Nach § 7 Abs. 1 AV kann der Anstellungsvertrag vom Geschäftsführer mit einer Frist von 6 Monaten zum Ende eines Kalenderhalbjahres
gekündigt werden. Das Recht zur Kündigung aus wichtigem Grund bleibt unberührt. Der Geschäftsführer kann nur aus wichtigem
Grund abberufen werden (§ 7 Abs. 2 AV).
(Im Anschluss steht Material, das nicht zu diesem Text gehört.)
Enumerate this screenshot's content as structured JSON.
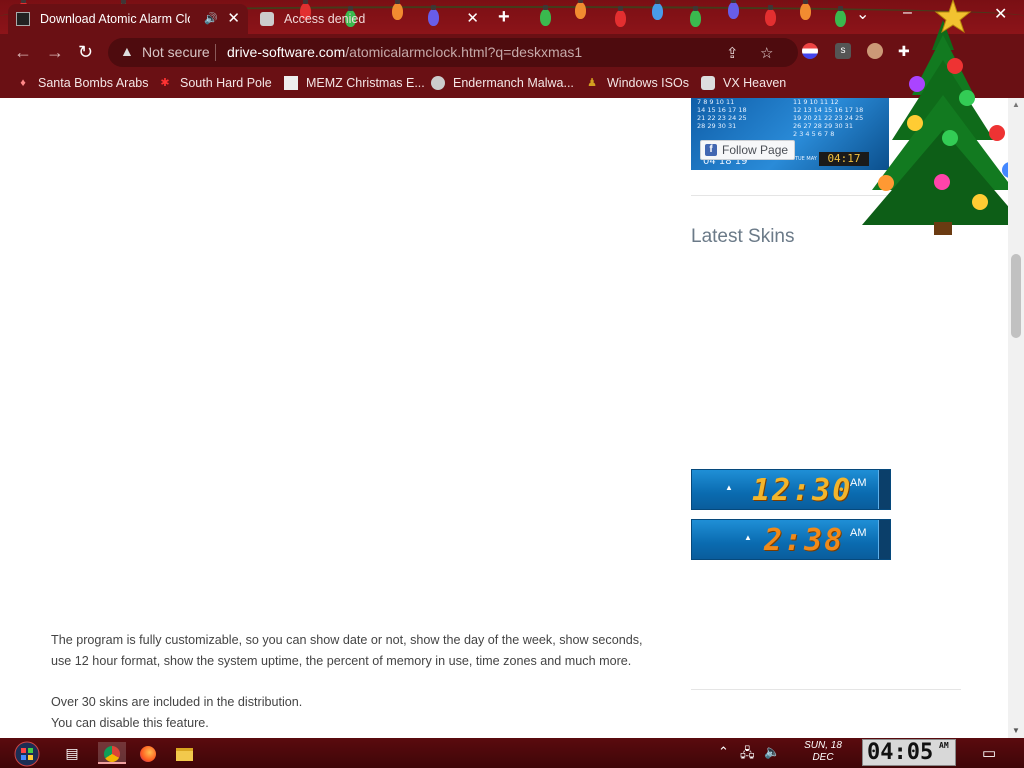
{
  "browser": {
    "tabs": [
      {
        "title": "Download Atomic Alarm Clo",
        "active": true,
        "audio": true
      },
      {
        "title": "Access denied",
        "active": false,
        "audio": false
      }
    ],
    "new_tab": "+",
    "window_controls": {
      "dropdown": "⌄",
      "minimize": "–",
      "maximize": "□",
      "close": "✕"
    },
    "nav": {
      "back": "←",
      "forward": "→",
      "reload": "↻"
    },
    "security": {
      "label": "Not secure",
      "icon": "warning-icon"
    },
    "url": {
      "host": "drive-software.com",
      "path": "/atomicalarmclock.html?q=deskxmas1"
    },
    "bookmarks": [
      {
        "label": "Santa Bombs Arabs",
        "icon": "santa-icon"
      },
      {
        "label": "South Hard Pole",
        "icon": "snowflake-icon"
      },
      {
        "label": "MEMZ Christmas E...",
        "icon": "window-icon"
      },
      {
        "label": "Endermanch Malwa...",
        "icon": "raccoon-icon"
      },
      {
        "label": "Windows ISOs",
        "icon": "figure-icon"
      },
      {
        "label": "VX Heaven",
        "icon": "shield-icon"
      }
    ]
  },
  "sidebar": {
    "fb_widget": {
      "follow_label": "Follow Page",
      "calendar_left": [
        "7  8  9  10  11",
        "14 15 16 17 18",
        "21 22 23 24 25",
        "28 29 30 31"
      ],
      "calendar_right": [
        "11  9  10  11  12",
        "12 13 14 15 16 17 18",
        "19 20 21 22 23 24 25",
        "26 27 28 29 30 31",
        "2  3  4  5  6  7  8"
      ],
      "mini_clock": "04:17",
      "date_text": "04 18 19",
      "small_date": "24 TUE MAY"
    },
    "latest_skins_title": "Latest Skins",
    "skins": [
      {
        "time": "12:30",
        "ampm": "AM"
      },
      {
        "time": "2:38",
        "ampm": "AM"
      }
    ]
  },
  "content": {
    "paragraphs": [
      [
        "The program is fully customizable, so you can show date or not, show the day of the week, show seconds,",
        "use 12 hour format, show the system uptime, the percent of memory in use, time zones and much more."
      ],
      [
        "Over 30 skins are included in the distribution.",
        "You can disable this feature."
      ]
    ]
  },
  "taskbar": {
    "tray_date_line1": "SUN, 18",
    "tray_date_line2": "DEC",
    "clock": "04:05",
    "clock_ampm": "AM"
  },
  "colors": {
    "chrome": "#6a1014",
    "accent": "#f3b52b",
    "skin_blue": "#0a6bb0"
  }
}
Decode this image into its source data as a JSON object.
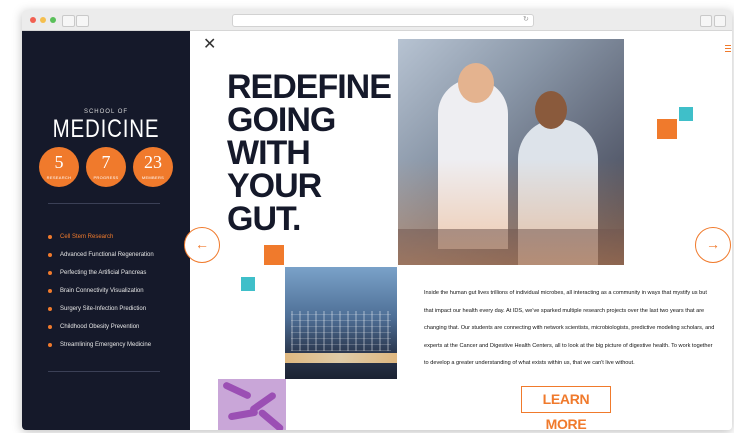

Nach § 8 Abs. 1 AV bedürfen Änderungen des Anstellungsvertrages zu ihrer Rechtswirksamkeit
der Schriftform sowie der Zustimmung der Gesellschafterversammlung.
Vom Stammkapital der Beigeladenen zu 1) in Höhe von insgesamt 26.000,00 € halten die weiteren jeweils alleinvertretungsberechtigten
Gesellschafter AG und G G jeweils 12.999,00 €. (Geschäftsanteile mit den Nummern 00.001 bis 25.998) Der Kläger übernahm eine
Stammeinlage von 2,00 € (Geschäftsanteile mit den Nummern 25.999 und 26.000). Das entspricht einem aufgerundeten Anteil von
0,01%. Mit Beschluss der Gesellschafterversammlung vom 4. Januar 2010 wurde der Kläger zum neuen (weiteren) Geschäftsführer
der Beigeladenen zu 1) mit Wirkung vom 1. Januar 2010 bestellt. Nach diesem Beschluss vertritt der Kläger die Gesellschaft
gemeinschaftlich mit einem Prokuristen oder einem weiteren Geschäftsführer. Nach § 9 Abs. 1 GV vom 14. Dezember 2009 soll
mindestens einmal im Halbjahr eine Gesellschafterversammlung stattfinden. Nach § 9 Abs. 6 GV ist die Gesellschafterversammlung
beschlussfähig, wenn mindestens 100 % des Stammkapitals anwesend bzw. vertreten sind. Ist dies nicht der Fall, so ist unverzüglich
eine neue Gesellschafterversammlung einzuberufen, die dann ohne Rücksicht auf das vertretene Stammkapital beschließen kann.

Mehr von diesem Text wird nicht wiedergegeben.